See also, the decision of this Court in State v. Cave, 430 S.W.2d 692 (Tex.Civ.App.1968, no writ).
Next, even if the law were as Crider suggests, that we should look at Crider’s motion in limine for a properly stated ground of objection, our answer is that we have done so and find that he fails to state a reason for excluding the evidence that he was not criminally prosecuted. The pertinent paragraph of his motion merely requests that counsel for the Appelts make “no reference, comment, or question regarding the criminal proceedings against Defendant, Randy Crider_” Before this Court, on original submission, Crider asserted that the evidence in question should have been excluded under Tex.R.Evid.Ann. 403 (Supp.1985) because the probative value of the testimony “did not substantially outweigh” its prejudicial effect. No objection on that basis or any other stated reason is to be found in the motion in limine or elsewhere in the record. Under existing law, then, Crider’s only objection at trial was the far too general statement, “Your honor, we’re going to object at this time.” Appellant argues that it is clear from the trial court’s remarks that he and the trial court understood the basis of his objection —apparently, his motion in limine — to which we reply that it is not evident from the record to what objection the trial court was referring. Whatever it was, the trial court deemed it insufficient, as we must in the absence of a contrary showing in the record. Crider relied upon Rule 403, supra, before this Court. Such rule assumes relevancy, then states a basis for exclusion of evidence notwithstanding its relevance. We again hold that Crider did not properly preserve, at trial, any asserted error in the trial court’s ruling.

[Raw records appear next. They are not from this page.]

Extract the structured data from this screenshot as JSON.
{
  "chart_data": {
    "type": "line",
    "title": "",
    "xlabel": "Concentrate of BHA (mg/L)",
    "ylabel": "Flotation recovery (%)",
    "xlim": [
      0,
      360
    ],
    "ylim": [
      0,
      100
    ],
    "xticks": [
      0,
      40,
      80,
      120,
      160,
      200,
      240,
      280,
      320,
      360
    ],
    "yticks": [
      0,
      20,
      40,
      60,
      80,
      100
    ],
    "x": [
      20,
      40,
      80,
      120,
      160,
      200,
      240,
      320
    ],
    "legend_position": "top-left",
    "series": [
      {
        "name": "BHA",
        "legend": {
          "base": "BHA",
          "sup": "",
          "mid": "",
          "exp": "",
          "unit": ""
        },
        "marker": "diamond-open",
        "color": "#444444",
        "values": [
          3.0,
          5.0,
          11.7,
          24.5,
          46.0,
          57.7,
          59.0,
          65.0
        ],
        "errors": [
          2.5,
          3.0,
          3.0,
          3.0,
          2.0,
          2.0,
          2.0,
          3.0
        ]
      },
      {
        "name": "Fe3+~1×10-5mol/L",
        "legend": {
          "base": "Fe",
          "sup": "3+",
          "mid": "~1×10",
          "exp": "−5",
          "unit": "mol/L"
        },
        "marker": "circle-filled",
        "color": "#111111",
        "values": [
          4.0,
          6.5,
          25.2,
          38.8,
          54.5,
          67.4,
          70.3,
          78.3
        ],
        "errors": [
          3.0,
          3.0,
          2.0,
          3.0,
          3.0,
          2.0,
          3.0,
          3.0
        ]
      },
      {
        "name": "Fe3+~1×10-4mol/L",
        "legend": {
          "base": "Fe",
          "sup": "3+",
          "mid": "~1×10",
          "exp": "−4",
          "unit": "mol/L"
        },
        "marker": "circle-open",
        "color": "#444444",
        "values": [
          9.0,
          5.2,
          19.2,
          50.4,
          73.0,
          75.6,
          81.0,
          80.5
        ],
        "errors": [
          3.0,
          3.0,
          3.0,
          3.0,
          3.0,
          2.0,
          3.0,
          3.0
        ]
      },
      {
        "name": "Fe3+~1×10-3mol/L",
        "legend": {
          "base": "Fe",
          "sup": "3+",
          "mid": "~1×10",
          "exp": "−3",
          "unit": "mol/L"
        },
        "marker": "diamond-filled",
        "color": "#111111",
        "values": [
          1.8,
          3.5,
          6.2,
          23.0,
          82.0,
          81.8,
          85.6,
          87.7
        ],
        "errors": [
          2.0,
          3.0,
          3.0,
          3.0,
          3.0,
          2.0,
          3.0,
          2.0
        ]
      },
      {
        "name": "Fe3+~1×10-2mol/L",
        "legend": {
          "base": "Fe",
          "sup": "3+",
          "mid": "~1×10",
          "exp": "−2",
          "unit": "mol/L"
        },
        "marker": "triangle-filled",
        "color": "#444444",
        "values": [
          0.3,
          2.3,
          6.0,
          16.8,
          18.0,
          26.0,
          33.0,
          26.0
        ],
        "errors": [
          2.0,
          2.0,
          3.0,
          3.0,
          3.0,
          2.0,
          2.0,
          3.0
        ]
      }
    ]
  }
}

Crider also argues in his motion for rehearing that we erred in holding the admission of the evidence in question, if error, was harmless. He charges that, in so holding, we regarded the opening statement (that plaintiff would prove that there had been no criminal punishment or sanction against Crider) as “evidence under oath.” We did not do so. We simply pointed out, after holding that no proper objection was made to the evidence on such point, that Crider, without making any objection to the opening statement, allowed the jury to be informed that he was not adjudicated criminally for driving while intoxicated. We reasoned, then, that this rendered any error in admitting the proof thereof in evidence harmless, when considered with Crider’s failure to properly object — and we might now add — with the fact that evidence of Crider’s gross negligence was overwhelming. However, since we hold that Crider did not properly preserve his claimed error, our statement that any possible error in the ruling of the trial court is harmless is not the dispositive point of this case.
We have reviewed the other points raised in Crider’s motion for rehearing and find them to be without merit.
The motion for rehearing is overruled.